I just watched this on my big tv and boy is my comment above wrong. I agree the camera is on some kind of rig, probably with a fancy stabilizer, being moved around quickly by hand. I think the 60fps makes the move look especially weird because it catches nuances of the motion that 30fps wouldn’t.
posted by Mothlight at 7:19 PM on February 6, 2018


> Just dropped in to say I've got a 505.

Yet nothing sounds quite like an 808.
posted by mrbill at 11:15 PM on February 6, 2018 [1 favorite]


what even was the deal with that? Napoleancore?
Nah, thelonious, if you look at the materials and interviews Jackson did, she quite clearly says it's because 1814 is when the Star-Spangled Banner was written. It was an attempt to portray America's history through music instead of wars or industries or atrocities.
posted by rum-soaked space hobo at 5:51 AM on February 7, 2018


Re: orchestra hit samples:

There was a whole lot of pro grade sample libraries and source discs going around back then, and the good ones could be more expensive than a good synth. Pro sample libraries could cost thousands of dollars, but it was often the only quick, reliable way to get the hit sounds people were using. The other way to get these sounds was to have a synth/patch programmer make them for you (even more expensive than an expensive library) or going out and recording your own samples (even more expensive then hiring a synth artist.)

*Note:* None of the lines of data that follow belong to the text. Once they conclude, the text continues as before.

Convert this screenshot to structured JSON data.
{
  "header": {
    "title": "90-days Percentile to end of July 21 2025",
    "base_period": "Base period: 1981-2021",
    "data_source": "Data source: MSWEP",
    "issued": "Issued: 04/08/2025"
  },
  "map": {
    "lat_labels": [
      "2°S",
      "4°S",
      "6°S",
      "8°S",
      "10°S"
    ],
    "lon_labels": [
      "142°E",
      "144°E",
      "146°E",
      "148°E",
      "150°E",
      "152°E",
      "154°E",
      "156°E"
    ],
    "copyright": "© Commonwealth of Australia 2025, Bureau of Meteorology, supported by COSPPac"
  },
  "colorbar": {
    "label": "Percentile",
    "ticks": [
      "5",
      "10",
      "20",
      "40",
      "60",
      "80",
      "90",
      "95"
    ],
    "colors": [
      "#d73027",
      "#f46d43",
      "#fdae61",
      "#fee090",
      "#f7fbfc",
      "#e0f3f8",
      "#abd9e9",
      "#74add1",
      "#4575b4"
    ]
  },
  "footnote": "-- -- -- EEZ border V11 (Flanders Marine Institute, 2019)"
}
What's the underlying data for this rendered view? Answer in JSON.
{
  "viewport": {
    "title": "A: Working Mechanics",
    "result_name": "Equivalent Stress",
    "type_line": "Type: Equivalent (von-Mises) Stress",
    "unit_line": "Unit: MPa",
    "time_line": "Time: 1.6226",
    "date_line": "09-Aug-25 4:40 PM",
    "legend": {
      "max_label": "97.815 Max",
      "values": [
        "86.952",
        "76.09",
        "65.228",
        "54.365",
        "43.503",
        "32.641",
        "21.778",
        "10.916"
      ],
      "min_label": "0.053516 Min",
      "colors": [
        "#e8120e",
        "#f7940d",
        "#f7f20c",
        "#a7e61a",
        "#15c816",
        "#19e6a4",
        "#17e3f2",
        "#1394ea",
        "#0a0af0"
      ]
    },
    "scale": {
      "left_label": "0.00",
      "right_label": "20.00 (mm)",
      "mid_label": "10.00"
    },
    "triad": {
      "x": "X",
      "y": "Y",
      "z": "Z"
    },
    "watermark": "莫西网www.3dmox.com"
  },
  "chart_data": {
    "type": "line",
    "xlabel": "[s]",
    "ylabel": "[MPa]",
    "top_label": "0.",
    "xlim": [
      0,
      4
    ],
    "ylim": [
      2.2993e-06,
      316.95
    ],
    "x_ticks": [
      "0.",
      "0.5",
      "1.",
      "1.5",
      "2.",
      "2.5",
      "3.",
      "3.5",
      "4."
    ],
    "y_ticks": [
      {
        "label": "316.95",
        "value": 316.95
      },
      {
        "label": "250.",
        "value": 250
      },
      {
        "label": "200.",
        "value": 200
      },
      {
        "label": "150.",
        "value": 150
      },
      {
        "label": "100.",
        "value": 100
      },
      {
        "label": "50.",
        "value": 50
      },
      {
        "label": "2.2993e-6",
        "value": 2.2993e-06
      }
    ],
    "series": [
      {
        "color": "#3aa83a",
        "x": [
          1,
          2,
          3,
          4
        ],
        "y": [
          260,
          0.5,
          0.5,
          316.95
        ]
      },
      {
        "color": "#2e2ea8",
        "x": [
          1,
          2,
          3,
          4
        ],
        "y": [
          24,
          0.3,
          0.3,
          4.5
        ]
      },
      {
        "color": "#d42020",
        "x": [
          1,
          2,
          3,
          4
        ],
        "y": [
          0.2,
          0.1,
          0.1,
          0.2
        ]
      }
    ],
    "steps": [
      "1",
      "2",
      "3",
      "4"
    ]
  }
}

I did a bit of looking around and the Korg M1 orchestra hit patch sounds a lot like the one used in a lot of late-80s/early-90s new jack swing tracks (perhaps even the LA & Babyface one). (It was apparently on a floppy titled “T1 Card 5”, and comes with the Korg Legacy Collection softsynth version of the M1, though not the iOS version.) There's also an orchestra hit patch in the Roland Sound Canvas (also available as a softsynth), but it doesn't sound quite as sharp/clear (though perhaps could be EQd into shape). The Fairlight CMI ORCH5 sample is not even close.